Tuve que leerme varios informes y someterme a pruebas previas de compatibilidad. Fue como ponerme a examen crítico, pero conmigo no pudo la duda. Si podía mejorar ampliamente, había que intentarlo.
De modo que la doctora se dio por vencida y pasé un tribunal médico interno, en el propio hospital, que aceptó también. Eligieron el mejor tratamiento biológico para mi caso de las varias opciones y me marché a mi casa con la decisión y la primera inyección puesta.
No iba a ser radical la curación, más bien paulatina, me dijeron. Y así ocurrió.
El tiempo ha pasado y aquellos fantasmas siguen presentes… pero controlados. Soy el que soy, entre otras cosas un afectado de psoriasis y me moriré con ello. Pero he aprendido que no puedo permitir que me domine el miedo a la enfermedad, más que la propia enfermedad. Y aquí estoy.

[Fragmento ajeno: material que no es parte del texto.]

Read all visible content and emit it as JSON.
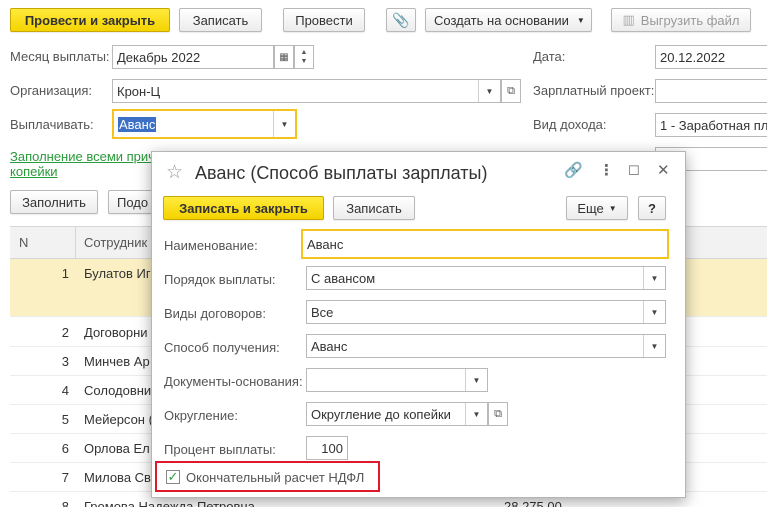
{
  "toolbar": {
    "post_close": "Провести и закрыть",
    "save": "Записать",
    "post": "Провести",
    "create_based": "Создать на основании",
    "export_file": "Выгрузить файл"
  },
  "form": {
    "month_label": "Месяц выплаты:",
    "month_value": "Декабрь 2022",
    "date_label": "Дата:",
    "date_value": "20.12.2022",
    "org_label": "Организация:",
    "org_value": "Крон-Ц",
    "salary_project_label": "Зарплатный проект:",
    "pay_label": "Выплачивать:",
    "pay_value": "Аванс",
    "income_label": "Вид дохода:",
    "income_value": "1 - Заработная пла",
    "fill_link_line1": "Заполнение всеми прич",
    "fill_link_line2": "копейки",
    "fill_button": "Заполнить",
    "pick_button": "Подо"
  },
  "table": {
    "col_n": "N",
    "col_employee": "Сотрудник",
    "rows": [
      {
        "n": "1",
        "employee": "Булатов Иг",
        "amount": ""
      },
      {
        "n": "2",
        "employee": "Договорни",
        "amount": ""
      },
      {
        "n": "3",
        "employee": "Минчев Ар",
        "amount": ""
      },
      {
        "n": "4",
        "employee": "Солодовни",
        "amount": ""
      },
      {
        "n": "5",
        "employee": "Мейерсон (",
        "amount": ""
      },
      {
        "n": "6",
        "employee": "Орлова Ел",
        "amount": ""
      },
      {
        "n": "7",
        "employee": "Милова Св",
        "amount": ""
      },
      {
        "n": "8",
        "employee": "Громова Надежда Петровна",
        "amount": "28 275,00"
      }
    ]
  },
  "dialog": {
    "title": "Аванс (Способ выплаты зарплаты)",
    "save_close": "Записать и закрыть",
    "save": "Записать",
    "more": "Еще",
    "help": "?",
    "name_label": "Наименование:",
    "name_value": "Аванс",
    "order_label": "Порядок выплаты:",
    "order_value": "С авансом",
    "contracts_label": "Виды договоров:",
    "contracts_value": "Все",
    "method_label": "Способ получения:",
    "method_value": "Аванс",
    "docs_label": "Документы-основания:",
    "docs_value": "",
    "rounding_label": "Округление:",
    "rounding_value": "Округление до копейки",
    "percent_label": "Процент выплаты:",
    "percent_value": "100",
    "ndfl_label": "Окончательный расчет НДФЛ",
    "ndfl_checked": true
  },
  "colors": {
    "accent_yellow": "#f5d300",
    "link_green": "#2a9a3a",
    "highlight_red": "#e0192a",
    "selected_row": "#fbf0c4"
  }
}
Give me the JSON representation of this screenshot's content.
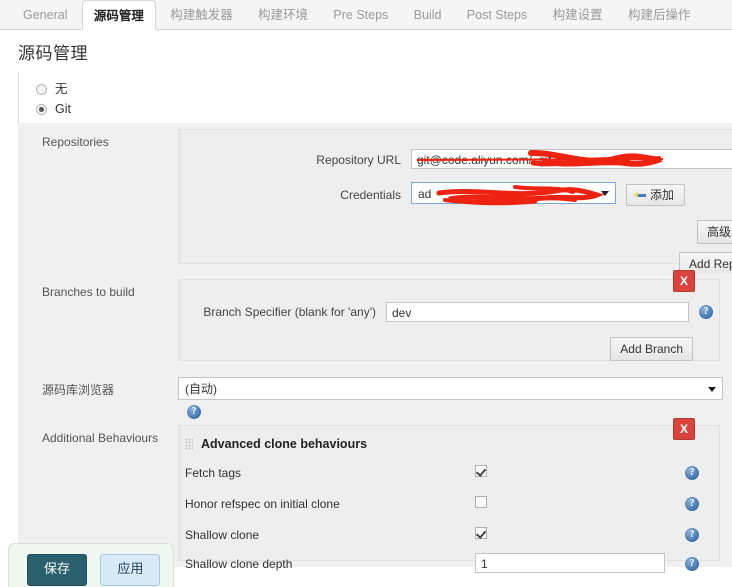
{
  "tabs": [
    {
      "label": "General",
      "active": false
    },
    {
      "label": "源码管理",
      "active": true
    },
    {
      "label": "构建触发器",
      "active": false
    },
    {
      "label": "构建环境",
      "active": false
    },
    {
      "label": "Pre Steps",
      "active": false
    },
    {
      "label": "Build",
      "active": false
    },
    {
      "label": "Post Steps",
      "active": false
    },
    {
      "label": "构建设置",
      "active": false
    },
    {
      "label": "构建后操作",
      "active": false
    }
  ],
  "page": {
    "title": "源码管理"
  },
  "scm_choice": {
    "none_label": "无",
    "git_label": "Git",
    "selected": "Git"
  },
  "repositories": {
    "section_label": "Repositories",
    "url_label": "Repository URL",
    "url_value": "git@code.aliyun.com/            .git",
    "credentials_label": "Credentials",
    "credentials_value": "ad                          ",
    "add_credentials_label": "添加",
    "advanced_label": "高级...",
    "add_repository_label": "Add Repository"
  },
  "branches": {
    "section_label": "Branches to build",
    "specifier_label": "Branch Specifier (blank for 'any')",
    "specifier_value": "dev",
    "add_branch_label": "Add Branch",
    "delete_label": "X"
  },
  "repo_browser": {
    "section_label": "源码库浏览器",
    "selected_value": "(自动)"
  },
  "additional_behaviours": {
    "section_label": "Additional Behaviours",
    "group_title": "Advanced clone behaviours",
    "delete_label": "X",
    "rows": [
      {
        "label": "Fetch tags",
        "type": "checkbox",
        "checked": true
      },
      {
        "label": "Honor refspec on initial clone",
        "type": "checkbox",
        "checked": false
      },
      {
        "label": "Shallow clone",
        "type": "checkbox",
        "checked": true
      },
      {
        "label": "Shallow clone depth",
        "type": "text",
        "value": "1"
      }
    ]
  },
  "footer": {
    "save_label": "保存",
    "apply_label": "应用"
  },
  "icons": {
    "help": "?"
  },
  "colors": {
    "accent_red": "#d9453d",
    "save_bg": "#2a5f6e",
    "apply_bg": "#d9eaf7",
    "panel_bg": "#eeeeee",
    "redaction": "#ee1111"
  }
}
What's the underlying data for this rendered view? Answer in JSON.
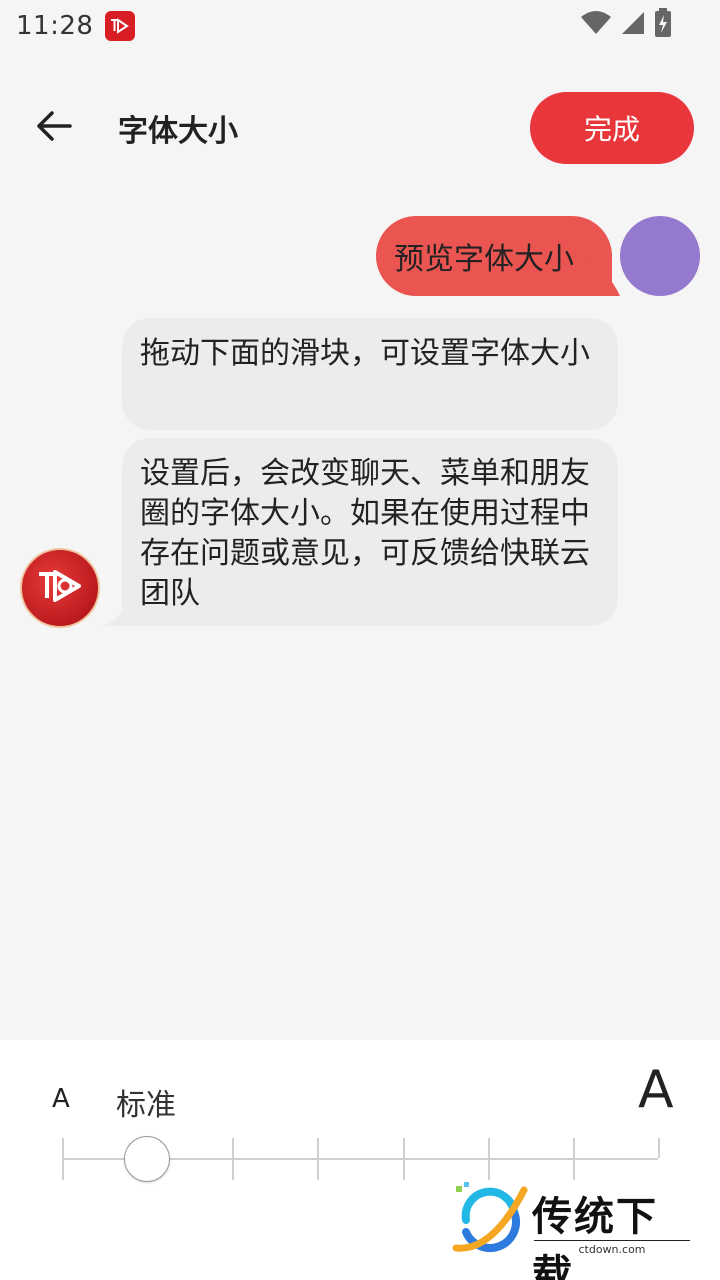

Soy el que soy y mi cuerpo sigue siendo una cárcel, pero poco a poco he ido quitando aquellos barrotes y cadenas y ahora entra el sol y puedo abandonar mi celda cuando quiera, sin miedos ni temores. En la Tribu saben que soy el que soy y punto. No hay medias tintas ni espacio para la duda.
El que quiera que me acepte así. Y el que no, no tiene sitio en mi celda, que, por cierto, cada vez está más llena de quienes alimentan mi existencia positiva. Se lo debo a mi “amiga” la psoriasis.
Gracias Antonio, tú historia es la mía, pero así literal, con muy pocos detalles diferentes.
Sorprendida por la similitud sobre todo por los pensamientos…
Te seguiré en esta andadura allá por donde navegues
Un abrazo
Entonces estamos juntos en esto. A tu disposición, Yolanda. Un abrazo.